How Much THC is REALLY in that Brownie?
While I do not personally partake in its use, I do believe medical marijuana under the appropriate supervision and with a knowledgeable and responsible consumer has its place in complementary alternative medicine. As a health professional and citizen, it’s my duty to be informed of the laws, to not pass judgement and understand the effects THC has on the patients I treat.
In states where marijuana is legal, pot comes in cookies, mints, gummies, protein bars — even pretzels. These commercial products are labeled with the amount of high-inducing Tetrahydrocannabinol, THC. That information helps medical marijuana consumers get the desired dose to treat their ailment and allows recreational consumers to target their buzz.
But scientists are finding that a chocolate edible brownie labeled as 10 milligrams of THC could have far more and send someone to the emergency room with hallucinations.
Chemists say there’s something about chocolate that interferes with potency testing. Marijuana contains hundreds of chemicals, including cannabinoids such as THC and CBD and they’re posing problems when they’re processed with other products – such as chocolate. The more chocolate, the less accurate the test results. It’s believed that THC is clinging to the fat in chocolate, effectively hiding it during testing. And because of that, one could be consuming more THC than they asked for.

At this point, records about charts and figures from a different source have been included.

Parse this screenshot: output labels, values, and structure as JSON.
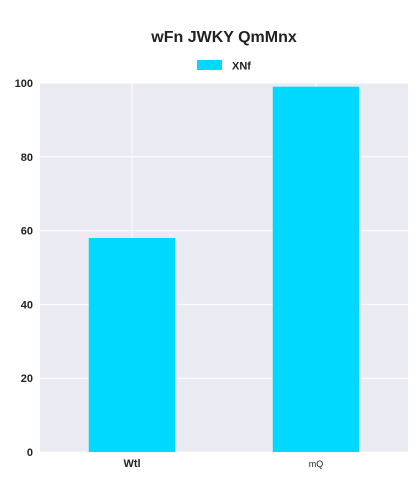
{
  "chart_data": {
    "type": "bar",
    "title": "wFn JWKY QmMnx",
    "categories": [
      "Wtl",
      "mQ"
    ],
    "series": [
      {
        "name": "XNf",
        "values": [
          58,
          99
        ],
        "color": "#00d9ff"
      }
    ],
    "ylim": [
      0,
      100
    ],
    "yticks": [
      0,
      20,
      40,
      60,
      80,
      100
    ],
    "xlabel": "",
    "ylabel": "",
    "grid": true,
    "legend": "top-center",
    "plot_background": "#eaeaf2"
  }
}
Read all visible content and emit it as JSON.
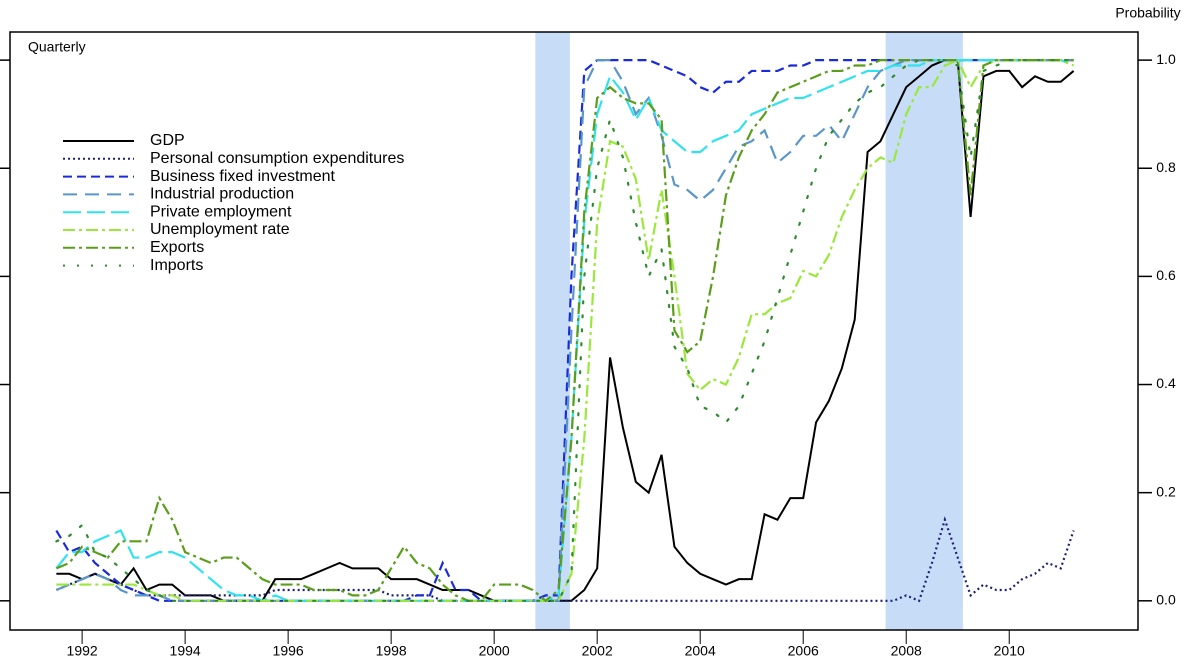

The federal government still considers marijuana illegal, yet more than 30 U.S. states allow it for at least medical use and many others allow recreational use. Even in those states, there are no recognized standard methods for testing products for safety and quality. Chemists working for marijuana companies and testing labs are developing those standards and some are legally protecting their ideas.
The process in how THC content is measured varies due to the lack of regulation and standardization within the cannabis industry. Unlike other industries there isn’t an overseeing agency directing how testing should occur, which methods or machinery should be used or what settings should be in place for laboratory equipment – and this is what leads to discrepancies. How one lab tests for potency may be different from how another lab tests. In addition to variations in how THC potency testing occurs in commercial products, there is also the knowledge deficit in how THC is absorbed by consumers. Smoking cannabis versus ingesting it are two totally different things. Smoking it allows for the consumer to feel the effects in a matter of a few seconds. When someone digests it, the onset of effects takes longer but it lasts longer.

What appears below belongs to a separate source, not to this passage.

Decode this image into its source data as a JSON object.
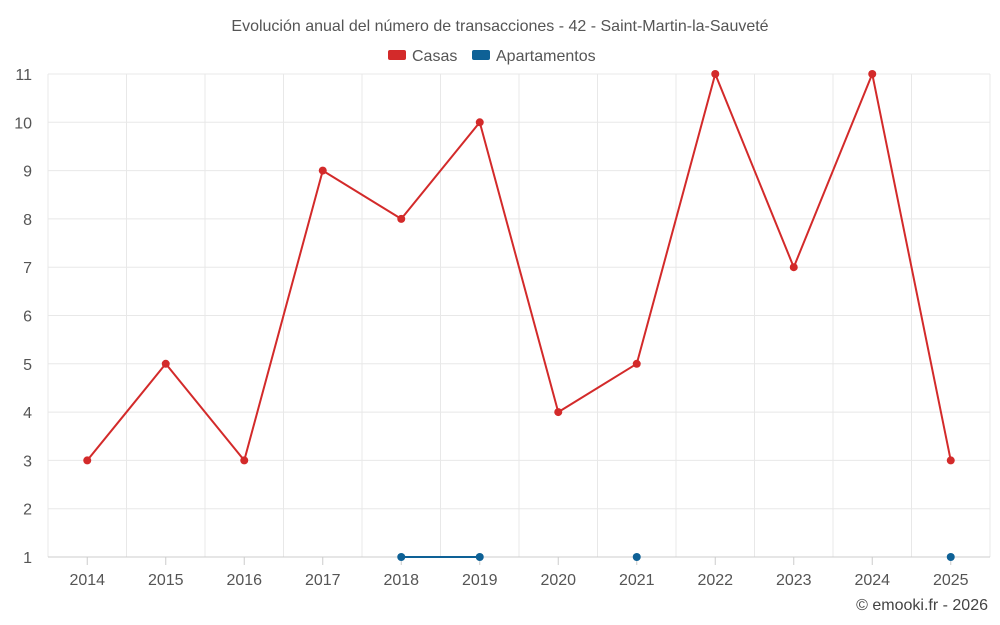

Since everyone has a different metabolism and tolerance level, the length of an edible high can vary from person to person. But one thing is for sure — the high from eating marijuana lasts longer than the high from smoking it. Since edibles typically contain a much higher level of THC and take longer to be metabolized in the body, the effects can last for several hours and make it difficult to function properly throughout the day.

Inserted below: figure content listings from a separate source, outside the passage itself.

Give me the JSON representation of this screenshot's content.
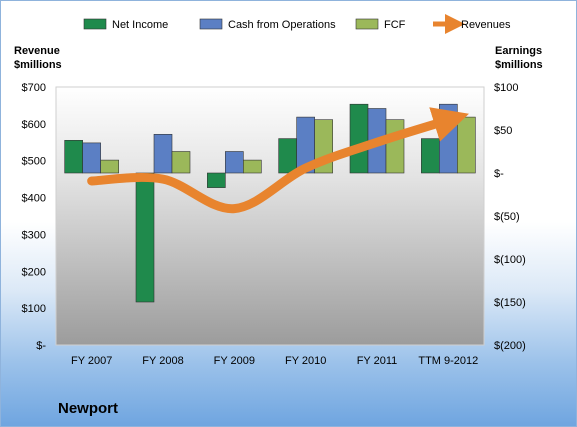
{
  "chart_data": {
    "type": "bar",
    "categories": [
      "FY 2007",
      "FY 2008",
      "FY 2009",
      "FY 2010",
      "FY 2011",
      "TTM 9-2012"
    ],
    "series": [
      {
        "name": "Net Income",
        "axis": "right",
        "kind": "bar",
        "color": "#1f8a4c",
        "values": [
          38,
          -150,
          -17,
          40,
          80,
          40
        ]
      },
      {
        "name": "Cash from Operations",
        "axis": "right",
        "kind": "bar",
        "color": "#5b7fc4",
        "values": [
          35,
          45,
          25,
          65,
          75,
          80
        ]
      },
      {
        "name": "FCF",
        "axis": "right",
        "kind": "bar",
        "color": "#9bb85a",
        "values": [
          15,
          25,
          15,
          62,
          62,
          65
        ]
      },
      {
        "name": "Revenues",
        "axis": "left",
        "kind": "line",
        "color": "#e8842e",
        "values": [
          445,
          450,
          370,
          480,
          550,
          610
        ]
      }
    ],
    "left_axis": {
      "label": "Revenue\n$millions",
      "ylim": [
        0,
        700
      ],
      "ticks": [
        0,
        100,
        200,
        300,
        400,
        500,
        600,
        700
      ],
      "tick_labels": [
        "$-",
        "$100",
        "$200",
        "$300",
        "$400",
        "$500",
        "$600",
        "$700"
      ]
    },
    "right_axis": {
      "label": "Earnings\n$millions",
      "ylim": [
        -200,
        100
      ],
      "ticks": [
        -200,
        -150,
        -100,
        -50,
        0,
        50,
        100
      ],
      "tick_labels": [
        "$(200)",
        "$(150)",
        "$(100)",
        "$(50)",
        "$-",
        "$50",
        "$100"
      ]
    },
    "legend_position": "top",
    "grid": false,
    "company": "Newport"
  }
}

Ingestion of low doses of THC generally cause one to laugh a lot more and feeling giddy, in some cases you can become anxious or paranoid. However, hallucinations can occur in high doses. And this can happen when people eat more than they would smoke or vaporize. Hallucination can also happen from the possibility of it also be laced with hallucinogens.
People find themselves in physical and/or mental distress after consuming too much cannabis. They eat one brownie, and frustrated that 10 minutes has passed and they’re not getting high yet – they eat another thinking the first one didn’t work. It just takes longer for the edible high to take effect unlike smoking it which can get you high in seconds because of its immediate absorption from your lungs into the bloodstream.
These people can present as feeling hot, dizzy, paranoid, having visual and auditory hallucinations, extremely anxious, have nausea and vomiting, can become violent and irrational, and even complain of problems breathing and chest pain as if they’re having a heart attack.
When patients with these symptoms present in the ER we monitor their blood pressure, heart rate, temperature, respiratory rate, oxygen levels, heart rhythms and treat their symptoms. There is no antidote for THC overdose. Depending on their symptoms we may do any or all of the following:
- Place them on cardiac monitors and administer oxygen.
- If severely hallucinating administer an antipsychotic like Zyprexa.
- If severely agitated or anxious administer for sedation a benzodiazepine like Ativan.
- We may even have to put them in restraints if they’re combative and pose as a danger to themselves or others.
- We may administer intravenous fluids for hydration and anti-nausea medications such as Zofran.
And then, they sleep it off for several hours. And most times when they wake up they have NO IDEA what happened and when you tell them – they don’t or can’t even believe it. This information isn’t to bash the cannabis industry or plant fear into potential users. The intention is to inform you of what could happen if you aren’t a cautious and informed consumer. I hope this helps.